Principle:Deepset ai Haystack Retrieval Recall Evaluation
Overview
Recall measures the proportion of relevant documents that were successfully retrieved from the total set of relevant documents. It answers the question: "Of all the documents that should have been found, how many were actually found?"
Domains
- Evaluation
- Information_Retrieval
Theoretical Foundation
Recall is defined as:
Recall = |relevant ∩ retrieved| / |relevant|
Where:
- |relevant ∩ retrieved| is the number of relevant documents that appear in the retrieved set.
- |relevant| is the total number of relevant documents (ground truth).
Recall Modes
In practice, recall can be measured in two distinct modes depending on the evaluation objective:
Single Hit Mode
Score = 1.0 if |relevant ∩ retrieved| > 0, else 0.0
This binary mode returns 1.0 if any relevant document was found in the retrieved results, and 0.0 otherwise. It is useful when finding at least one relevant document is sufficient (e.g., navigational search, simple QA).
Multi Hit Mode
Score = |relevant ∩ retrieved| / |relevant|
This proportional mode returns the fraction of relevant documents that were retrieved. It is useful when finding all relevant documents matters (e.g., comprehensive search, multi-document reasoning).
Key Properties
- Score range: 0.0 to 1.0 in both modes.
- Rank-agnostic: Unlike MRR and MAP, recall does not consider the order of retrieved documents. A relevant document at rank 100 contributes the same as one at rank 1.
- Set-based: Recall operates on unique document content, avoiding double-counting duplicates.
When to Use Recall
- RAG pipeline evaluation: To ensure the retriever captures all necessary context.
- Multi-hop question answering: Where multiple documents are needed to compose an answer.
- Pipeline filtering assessment: To determine if filtering steps discard too many relevant documents.
Limitations
- Does not account for the ranking of results.
- Does not penalize retrieving many irrelevant documents (use precision or MAP for that).
- In single hit mode, cannot distinguish between retrieving 1 vs. all relevant documents.
Relationship to Implementation
In the Haystack framework, this principle is realized by the DocumentRecallEvaluator component, which:
- Supports both SINGLE_HIT and MULTI_HIT modes via the
RecallModeenum. - Accepts lists of ground truth and retrieved documents per query.

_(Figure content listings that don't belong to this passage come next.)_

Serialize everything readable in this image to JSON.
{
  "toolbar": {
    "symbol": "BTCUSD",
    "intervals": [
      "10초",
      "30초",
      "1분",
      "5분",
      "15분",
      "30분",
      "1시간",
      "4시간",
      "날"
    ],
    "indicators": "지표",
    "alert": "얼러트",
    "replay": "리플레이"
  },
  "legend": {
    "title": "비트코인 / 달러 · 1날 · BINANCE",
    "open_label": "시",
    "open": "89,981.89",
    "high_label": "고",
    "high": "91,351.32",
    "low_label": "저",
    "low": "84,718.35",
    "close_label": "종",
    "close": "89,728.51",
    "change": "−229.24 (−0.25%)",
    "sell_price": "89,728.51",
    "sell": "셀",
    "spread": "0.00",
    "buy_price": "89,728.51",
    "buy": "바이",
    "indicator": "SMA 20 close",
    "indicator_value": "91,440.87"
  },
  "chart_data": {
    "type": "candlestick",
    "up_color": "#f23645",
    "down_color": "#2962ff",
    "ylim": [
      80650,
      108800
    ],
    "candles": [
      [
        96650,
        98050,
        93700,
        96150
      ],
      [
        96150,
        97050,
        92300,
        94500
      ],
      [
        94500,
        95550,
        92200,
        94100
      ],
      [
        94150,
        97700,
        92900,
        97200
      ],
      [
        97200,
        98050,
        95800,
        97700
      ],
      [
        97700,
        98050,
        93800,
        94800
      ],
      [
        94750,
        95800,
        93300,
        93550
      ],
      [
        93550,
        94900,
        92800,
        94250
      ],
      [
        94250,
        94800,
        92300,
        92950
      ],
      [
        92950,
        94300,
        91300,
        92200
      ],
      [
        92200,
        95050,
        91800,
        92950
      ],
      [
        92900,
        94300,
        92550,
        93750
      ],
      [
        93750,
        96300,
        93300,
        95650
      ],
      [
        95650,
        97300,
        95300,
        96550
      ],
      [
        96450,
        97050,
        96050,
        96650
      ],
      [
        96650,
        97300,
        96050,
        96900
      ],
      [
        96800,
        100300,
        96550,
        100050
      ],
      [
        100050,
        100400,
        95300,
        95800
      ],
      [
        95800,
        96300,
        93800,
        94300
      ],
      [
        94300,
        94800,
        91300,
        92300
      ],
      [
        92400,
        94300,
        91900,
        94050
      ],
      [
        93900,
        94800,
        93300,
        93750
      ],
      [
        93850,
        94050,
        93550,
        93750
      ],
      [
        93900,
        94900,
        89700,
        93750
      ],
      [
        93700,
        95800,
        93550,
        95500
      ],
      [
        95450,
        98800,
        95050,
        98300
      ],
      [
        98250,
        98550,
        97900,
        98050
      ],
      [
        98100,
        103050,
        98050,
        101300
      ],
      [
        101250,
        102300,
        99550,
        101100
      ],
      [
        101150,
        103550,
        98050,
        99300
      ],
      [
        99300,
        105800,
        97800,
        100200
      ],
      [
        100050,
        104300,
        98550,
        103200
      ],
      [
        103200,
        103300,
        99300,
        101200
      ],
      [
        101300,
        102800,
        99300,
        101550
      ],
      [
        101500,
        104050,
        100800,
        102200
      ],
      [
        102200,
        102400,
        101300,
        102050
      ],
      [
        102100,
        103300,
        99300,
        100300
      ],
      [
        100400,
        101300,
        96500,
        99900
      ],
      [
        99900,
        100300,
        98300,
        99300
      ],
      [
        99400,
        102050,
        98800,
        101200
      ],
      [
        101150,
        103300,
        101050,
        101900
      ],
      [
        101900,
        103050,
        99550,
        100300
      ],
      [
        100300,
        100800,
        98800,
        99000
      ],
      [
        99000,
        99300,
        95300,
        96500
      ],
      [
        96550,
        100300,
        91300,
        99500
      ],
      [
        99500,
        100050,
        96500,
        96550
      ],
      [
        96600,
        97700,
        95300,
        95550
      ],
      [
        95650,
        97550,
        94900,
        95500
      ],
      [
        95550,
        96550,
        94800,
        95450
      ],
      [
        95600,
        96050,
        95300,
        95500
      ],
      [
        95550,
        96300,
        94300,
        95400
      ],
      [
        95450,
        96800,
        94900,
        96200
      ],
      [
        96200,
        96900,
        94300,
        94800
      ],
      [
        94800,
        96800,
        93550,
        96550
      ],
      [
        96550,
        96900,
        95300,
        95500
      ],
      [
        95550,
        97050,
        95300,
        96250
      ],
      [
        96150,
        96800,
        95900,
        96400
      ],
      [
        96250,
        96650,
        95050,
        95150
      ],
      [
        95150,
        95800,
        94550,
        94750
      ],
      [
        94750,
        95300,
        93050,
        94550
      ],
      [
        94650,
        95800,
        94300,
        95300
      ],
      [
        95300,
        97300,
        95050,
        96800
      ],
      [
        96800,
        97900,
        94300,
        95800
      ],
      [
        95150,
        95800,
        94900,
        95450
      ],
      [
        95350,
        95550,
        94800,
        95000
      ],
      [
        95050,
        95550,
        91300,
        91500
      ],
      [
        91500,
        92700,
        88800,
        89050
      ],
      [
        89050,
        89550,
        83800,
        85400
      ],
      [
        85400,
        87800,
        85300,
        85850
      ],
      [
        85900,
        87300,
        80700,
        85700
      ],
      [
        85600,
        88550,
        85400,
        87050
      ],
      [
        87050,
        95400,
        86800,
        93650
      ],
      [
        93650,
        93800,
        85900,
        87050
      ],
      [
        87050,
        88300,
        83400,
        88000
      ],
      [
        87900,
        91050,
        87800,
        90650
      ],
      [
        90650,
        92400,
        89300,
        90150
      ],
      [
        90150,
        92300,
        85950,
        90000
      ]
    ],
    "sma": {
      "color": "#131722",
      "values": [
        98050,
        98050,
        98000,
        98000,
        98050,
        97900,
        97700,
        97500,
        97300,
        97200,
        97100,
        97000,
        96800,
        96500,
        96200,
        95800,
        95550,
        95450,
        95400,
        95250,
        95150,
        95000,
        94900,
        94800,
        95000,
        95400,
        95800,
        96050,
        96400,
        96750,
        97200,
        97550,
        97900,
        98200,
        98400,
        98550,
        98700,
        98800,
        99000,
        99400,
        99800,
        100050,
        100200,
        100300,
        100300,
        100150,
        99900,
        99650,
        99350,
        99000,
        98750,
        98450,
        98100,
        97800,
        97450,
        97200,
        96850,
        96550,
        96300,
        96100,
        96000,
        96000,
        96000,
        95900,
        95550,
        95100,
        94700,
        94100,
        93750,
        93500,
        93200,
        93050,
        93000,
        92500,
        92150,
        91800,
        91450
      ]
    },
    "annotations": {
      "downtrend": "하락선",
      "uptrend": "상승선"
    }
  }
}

- Returns both individual per-query scores and the aggregated recall score.
Related Principles
- Retrieval MRR Evaluation -- focuses on the rank of the first relevant result.
- Retrieval MAP Evaluation -- combines precision and ranking for all relevant results.
References
- Manning, C. D., Raghavan, P., & Schutze, H. (2008). "Introduction to Information Retrieval." Cambridge University Press.